Pittsburgh General Manager Cam Bonifay said he talked to Wakefield's agent, Bill Moore, in mid-season of 1994 about having Wakefield work with the Niekros when that season ended, but it never got done.

Bonifay said the Pirates didn't formally set up the session but did talk to Phil Niekro and knew he was receptive.

"I had assumed Tim and his agent would follow through on it, and I have to assume that either the agent didn't think it important enough to tell Tim about the suggestion or that Tim felt he could turn it around on his own and it wasn't until we released him that he came to the conclusion that he had to get help," Bonifay said.

Wakefield said that any contact he had with the Niekros before his release--he did talk to Phil and Joe at different times by phone--was on his own.

However, he doesn't blame the Pirates for his collapse in 1993 and '94.

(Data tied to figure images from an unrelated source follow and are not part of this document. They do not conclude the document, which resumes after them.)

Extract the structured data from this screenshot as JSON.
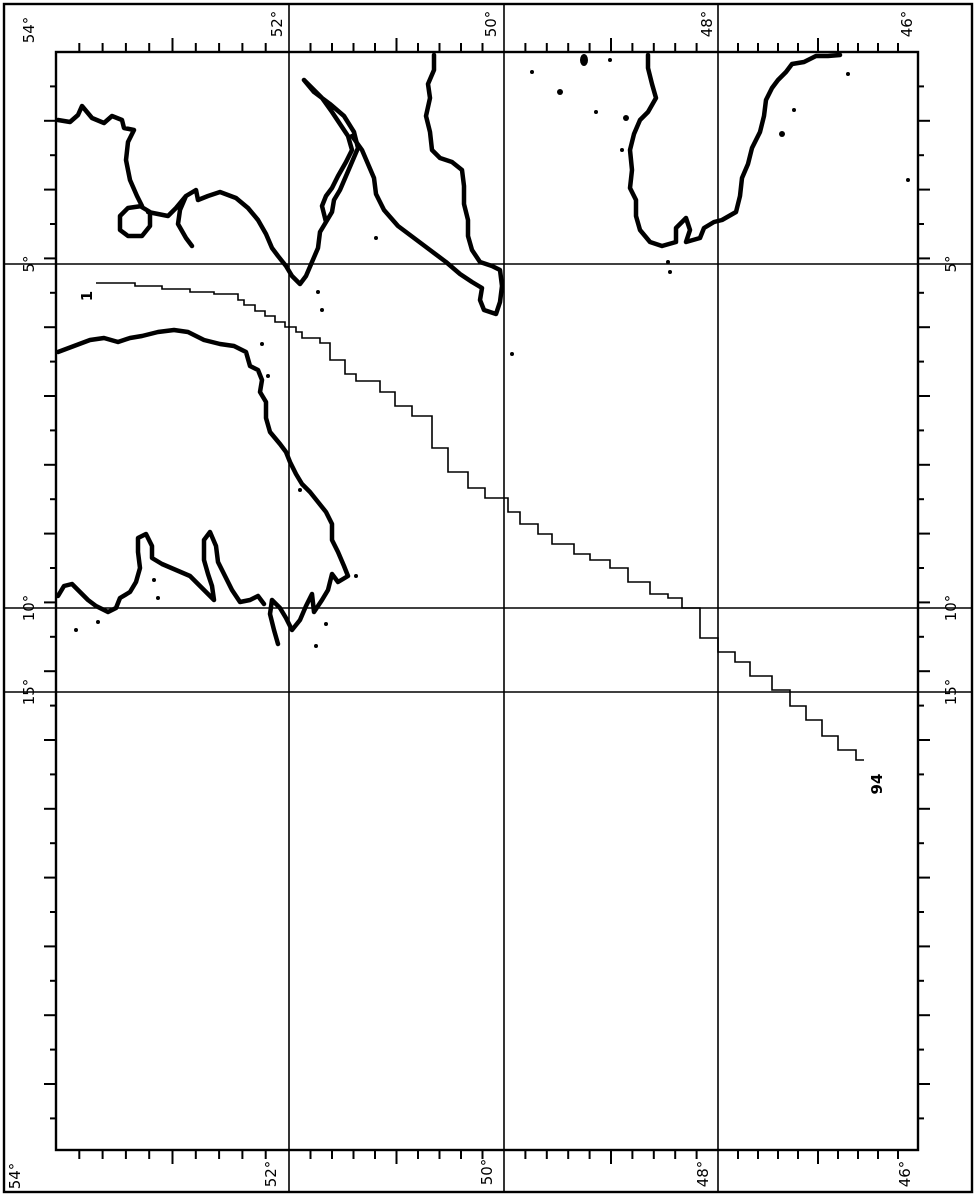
{
  "map": {
    "longitude_labels_top": [
      "54°",
      "52°",
      "50°",
      "48°",
      "46°"
    ],
    "longitude_labels_bottom": [
      "54°",
      "52°",
      "50°",
      "48°",
      "46°"
    ],
    "latitude_labels_left": [
      "5°",
      "10°",
      "15°"
    ],
    "latitude_labels_right": [
      "5°",
      "10°",
      "15°"
    ],
    "track_labels": {
      "start": "1",
      "end": "94"
    }
  }
}
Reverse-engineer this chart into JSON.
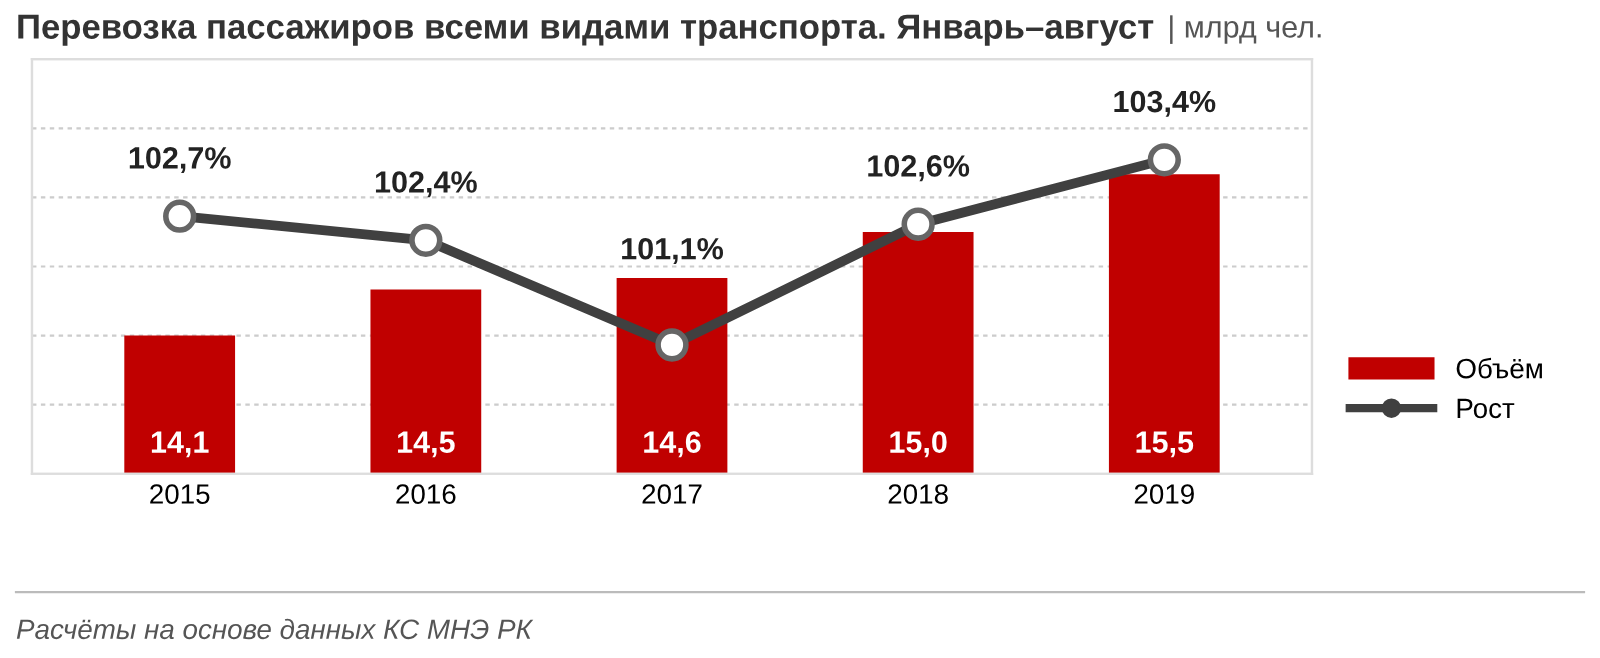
{
  "chart_data": {
    "type": "bar",
    "title": "Перевозка пассажиров всеми видами транспорта. Январь–август",
    "subtitle": "| млрд чел.",
    "categories": [
      "2015",
      "2016",
      "2017",
      "2018",
      "2019"
    ],
    "series": [
      {
        "name": "Объём",
        "color": "#c00000",
        "values": [
          14.1,
          14.5,
          14.6,
          15.0,
          15.5
        ],
        "value_labels": [
          "14,1",
          "14,5",
          "14,6",
          "15,0",
          "15,5"
        ]
      },
      {
        "name": "Рост",
        "type": "line",
        "axis": "y2",
        "color": "#404040",
        "values": [
          102.7,
          102.4,
          101.1,
          102.6,
          103.4
        ],
        "value_labels": [
          "102,7%",
          "102,4%",
          "101,1%",
          "102,6%",
          "103,4%"
        ]
      }
    ],
    "ylim": [
      12.9,
      16.5
    ],
    "yticks": [
      {
        "value": 13.5,
        "label": null
      },
      {
        "value": 14.1,
        "label": null
      },
      {
        "value": 14.7,
        "label": null
      },
      {
        "value": 15.3,
        "label": null
      },
      {
        "value": 15.9,
        "label": null
      }
    ],
    "y2lim": [
      99.5,
      104.65
    ],
    "grid": "y",
    "legend": "right",
    "marker": "circle",
    "line_style": "solid",
    "tick_labels": "x",
    "annotations": [
      "Расчёты на основе данных КС МНЭ РК"
    ]
  }
}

"They tried to get me help," he said. "I mean, the man [Spin Williams] who had been my pitching coach during two years in the minors and helped get me to the majors was the bullpen coach in Pittsburgh when I was having my problems, and he tried to do what he could. I just think that I had to wipe the slate clean and start over. The change of scenery helped a lot, as did the time I spent with the Niekros this spring."

It was in the back yard of the Wakefields' Melbourne, Fla., home that a young Tim first received flight training in the knuckler from his father. But the Pirates drafted him from Florida Tech as a first baseman in 1988. Only a year later, after he failed to bat .200, Wakefield was spotted goofing around with the knuckler in the outfield during extended spring training.

Woody Huyke, a minor league manager, pointed it out as Wakefield's release was being discussed. So Wakefield became a full-time pitcher, winning 10 games at Salem in 1990, 15 at Carolina in '91 and 10 at Buffalo in the first half of 1992. Then he joined the Pirates and went 8-1 as Pittsburgh won the division title. He pitched two complete-game victories over the Atlanta Braves in the playoffs.

The good times faded quickly, though. Wakefield was 6-11 with the Pirates in '93 and 3-5 at double-A Carolina. He opened and closed the 1994 season at triple-A Buffalo, going 5-15. He knew his release was coming, but he still cried when he got it.

He says now that he probably became distracted by the byproducts of his stardom--the appearances, the autographs, the pictures.